Book Review: An Echo in the Bone by Diana Gabaldon

Title: An Echo in the Bone
Series: Outlander #7
Author: Diana Gabaldon
Rating: 4 out of 5 stars
Published: 09/22/2009
Publisher: Delacorte Press
Genre(s): Historical Fiction, Fantasy, Romance

DESCRIPTION

In this new epic of imagination, time travel, and adventure, Diana Gabaldon continues the riveting story begun in Outlander.

Jamie Fraser is an eighteenth-century Highlander, an ex-Jacobite traitor, and a reluctant rebel in the American Revolution. His wife, Claire Randall Fraser, is a surgeon—from the twentieth century. What she knows of the future compels him to fight. What she doesn’t know may kill them both.

With one foot in America and one foot in Scotland, Jamie and Claire’s adventure spans the Revolution, from sea battles to printshops, as their paths cross with historical figures from Benjamin Franklin to Benedict Arnold.
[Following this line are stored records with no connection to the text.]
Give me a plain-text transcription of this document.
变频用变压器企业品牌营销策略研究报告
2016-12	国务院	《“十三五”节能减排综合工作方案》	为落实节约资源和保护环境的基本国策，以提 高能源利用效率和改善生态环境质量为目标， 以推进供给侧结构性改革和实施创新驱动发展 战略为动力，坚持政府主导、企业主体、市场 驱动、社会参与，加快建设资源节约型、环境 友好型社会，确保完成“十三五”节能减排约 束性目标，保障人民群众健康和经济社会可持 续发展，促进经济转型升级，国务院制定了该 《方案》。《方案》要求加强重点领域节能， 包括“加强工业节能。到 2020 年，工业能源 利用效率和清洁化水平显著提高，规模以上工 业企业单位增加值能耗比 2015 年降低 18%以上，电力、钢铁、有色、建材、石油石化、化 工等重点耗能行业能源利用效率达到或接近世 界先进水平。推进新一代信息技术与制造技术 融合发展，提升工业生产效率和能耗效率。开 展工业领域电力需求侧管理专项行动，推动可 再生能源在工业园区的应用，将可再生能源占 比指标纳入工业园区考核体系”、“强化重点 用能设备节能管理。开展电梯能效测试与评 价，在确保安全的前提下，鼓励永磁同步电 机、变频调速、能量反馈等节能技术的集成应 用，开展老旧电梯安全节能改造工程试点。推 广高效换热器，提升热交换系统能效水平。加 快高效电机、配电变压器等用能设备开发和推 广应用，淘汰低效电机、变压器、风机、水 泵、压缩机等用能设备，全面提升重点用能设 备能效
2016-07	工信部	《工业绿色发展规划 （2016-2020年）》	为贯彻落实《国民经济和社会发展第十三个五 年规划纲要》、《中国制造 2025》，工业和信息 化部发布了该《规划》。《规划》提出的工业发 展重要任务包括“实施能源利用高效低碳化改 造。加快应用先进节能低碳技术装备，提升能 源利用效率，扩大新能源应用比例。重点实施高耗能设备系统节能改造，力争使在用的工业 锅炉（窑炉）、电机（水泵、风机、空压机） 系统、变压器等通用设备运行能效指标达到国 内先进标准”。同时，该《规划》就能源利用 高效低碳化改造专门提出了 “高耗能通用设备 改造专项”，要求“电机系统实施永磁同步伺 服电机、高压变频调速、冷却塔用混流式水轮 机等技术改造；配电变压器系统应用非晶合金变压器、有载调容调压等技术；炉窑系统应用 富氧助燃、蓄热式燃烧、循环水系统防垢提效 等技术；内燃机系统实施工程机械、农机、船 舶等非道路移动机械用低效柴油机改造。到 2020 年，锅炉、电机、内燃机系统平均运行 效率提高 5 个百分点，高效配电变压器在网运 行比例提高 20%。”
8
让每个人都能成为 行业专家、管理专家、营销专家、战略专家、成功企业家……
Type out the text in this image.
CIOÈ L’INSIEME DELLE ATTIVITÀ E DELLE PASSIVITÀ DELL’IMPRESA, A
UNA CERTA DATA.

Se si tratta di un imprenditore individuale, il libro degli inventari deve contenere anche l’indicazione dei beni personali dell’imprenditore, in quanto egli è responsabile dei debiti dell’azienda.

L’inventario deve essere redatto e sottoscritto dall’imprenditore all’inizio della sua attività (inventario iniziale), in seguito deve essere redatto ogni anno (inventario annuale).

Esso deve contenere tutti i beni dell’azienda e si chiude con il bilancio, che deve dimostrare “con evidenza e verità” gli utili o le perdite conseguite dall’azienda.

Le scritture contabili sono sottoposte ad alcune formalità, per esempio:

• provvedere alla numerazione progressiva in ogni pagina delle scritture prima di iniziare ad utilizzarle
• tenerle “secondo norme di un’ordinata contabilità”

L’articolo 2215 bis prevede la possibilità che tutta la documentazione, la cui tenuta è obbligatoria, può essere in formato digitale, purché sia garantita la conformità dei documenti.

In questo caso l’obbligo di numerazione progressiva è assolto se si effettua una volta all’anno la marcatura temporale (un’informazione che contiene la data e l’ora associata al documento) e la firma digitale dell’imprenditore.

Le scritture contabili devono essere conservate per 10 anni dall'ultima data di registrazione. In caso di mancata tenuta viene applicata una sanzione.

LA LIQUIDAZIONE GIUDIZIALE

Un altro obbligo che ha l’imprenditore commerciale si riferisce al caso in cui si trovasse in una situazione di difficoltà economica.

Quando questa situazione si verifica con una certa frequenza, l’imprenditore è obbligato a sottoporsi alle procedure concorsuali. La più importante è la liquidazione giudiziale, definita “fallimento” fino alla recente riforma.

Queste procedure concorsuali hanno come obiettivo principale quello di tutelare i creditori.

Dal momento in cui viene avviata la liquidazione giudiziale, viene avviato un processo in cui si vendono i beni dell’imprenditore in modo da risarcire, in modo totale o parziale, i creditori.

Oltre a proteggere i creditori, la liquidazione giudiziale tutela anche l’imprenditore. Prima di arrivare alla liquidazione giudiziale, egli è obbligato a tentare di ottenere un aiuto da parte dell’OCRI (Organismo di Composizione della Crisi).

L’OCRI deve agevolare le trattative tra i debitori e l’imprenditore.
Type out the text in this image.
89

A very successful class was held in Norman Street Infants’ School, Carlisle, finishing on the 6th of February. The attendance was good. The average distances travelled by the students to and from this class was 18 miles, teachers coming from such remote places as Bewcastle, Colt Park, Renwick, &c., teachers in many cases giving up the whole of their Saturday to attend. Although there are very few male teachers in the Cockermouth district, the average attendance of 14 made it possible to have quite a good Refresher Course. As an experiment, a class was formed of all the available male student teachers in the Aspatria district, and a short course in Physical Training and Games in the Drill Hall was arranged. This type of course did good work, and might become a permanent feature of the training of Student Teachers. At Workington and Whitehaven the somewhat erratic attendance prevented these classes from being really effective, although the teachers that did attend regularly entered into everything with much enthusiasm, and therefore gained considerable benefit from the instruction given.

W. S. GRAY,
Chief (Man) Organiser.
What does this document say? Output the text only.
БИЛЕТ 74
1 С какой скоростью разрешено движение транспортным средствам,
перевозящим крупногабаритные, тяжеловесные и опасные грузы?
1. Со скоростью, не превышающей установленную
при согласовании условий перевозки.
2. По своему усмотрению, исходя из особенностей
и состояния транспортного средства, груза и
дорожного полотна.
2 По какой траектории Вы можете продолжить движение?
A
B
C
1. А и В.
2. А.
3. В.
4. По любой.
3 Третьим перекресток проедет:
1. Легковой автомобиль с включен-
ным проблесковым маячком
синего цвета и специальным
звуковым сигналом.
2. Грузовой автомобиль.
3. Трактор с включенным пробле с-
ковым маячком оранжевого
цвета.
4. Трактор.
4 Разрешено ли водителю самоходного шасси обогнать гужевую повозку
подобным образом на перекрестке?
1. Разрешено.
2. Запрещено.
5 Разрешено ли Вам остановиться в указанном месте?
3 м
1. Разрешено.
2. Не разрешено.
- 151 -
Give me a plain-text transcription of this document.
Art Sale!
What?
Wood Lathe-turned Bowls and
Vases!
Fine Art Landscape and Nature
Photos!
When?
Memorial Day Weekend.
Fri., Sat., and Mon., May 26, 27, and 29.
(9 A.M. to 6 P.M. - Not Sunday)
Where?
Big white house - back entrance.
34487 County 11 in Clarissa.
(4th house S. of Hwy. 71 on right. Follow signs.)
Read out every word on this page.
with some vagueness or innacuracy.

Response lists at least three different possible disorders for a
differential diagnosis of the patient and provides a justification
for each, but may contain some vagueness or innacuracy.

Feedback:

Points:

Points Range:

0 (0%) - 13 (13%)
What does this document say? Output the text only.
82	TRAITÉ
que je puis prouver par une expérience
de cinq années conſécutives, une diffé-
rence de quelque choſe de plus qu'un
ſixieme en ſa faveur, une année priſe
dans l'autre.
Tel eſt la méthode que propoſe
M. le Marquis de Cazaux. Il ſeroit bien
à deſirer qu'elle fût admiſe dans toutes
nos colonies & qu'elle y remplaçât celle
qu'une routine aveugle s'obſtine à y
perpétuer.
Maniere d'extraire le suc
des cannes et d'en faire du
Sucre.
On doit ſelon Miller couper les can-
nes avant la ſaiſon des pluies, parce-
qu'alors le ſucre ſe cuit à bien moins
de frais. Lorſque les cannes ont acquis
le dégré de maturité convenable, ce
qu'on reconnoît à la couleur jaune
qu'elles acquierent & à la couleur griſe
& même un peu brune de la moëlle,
Meanwhile, in the relative safety of the twentieth century, their daughter, Brianna, and her husband experience the unfolding drama of the Revolutionary War through Claire’s letters. But the letters can’t warn them of the threat that’s rising out of the past to overshadow their family.

MY THOUGHTS

Although not as amazing to me as the previous book, A Breath of Snow and Ashes, An Echo in the Bone is nonetheless historically dramatic, heart-wrenching, and romantic. The unsettling and suspenseful ending has me wanting to read the excerpts and quotes shared by Diana Gabaldon from Book Eight.

What a journey!

Comments

Luxembourg said…
Each of the books in the Outlander series causes havoc in my life because I can't put them down until I am done reading the whole book. Unfortunately, this book did not follow suite, taking me several weeks to read as it was completely disappointing and boring. Talk about choppy chapters, way too many characters that weren't developed and history that droned on and on with information that I learned back in elementary school. Where was the passion of the characters from the previous books and why were Jamie and Claire given only minor roles? This book was an introduction to sell her new Lord Grey book coming out in 2010 - come on! What about the inconsistencies from the previous books - I kept going back to them to make sure I hadn't forgotten a story. Jamie on the ocean not having seasickness; Claire sleeping with Lord Grey - get real; and taking ¾ of the book to get them to Scotland and then only spending a few pages on that part of the story. Who wrote this book and better yet, who edited it.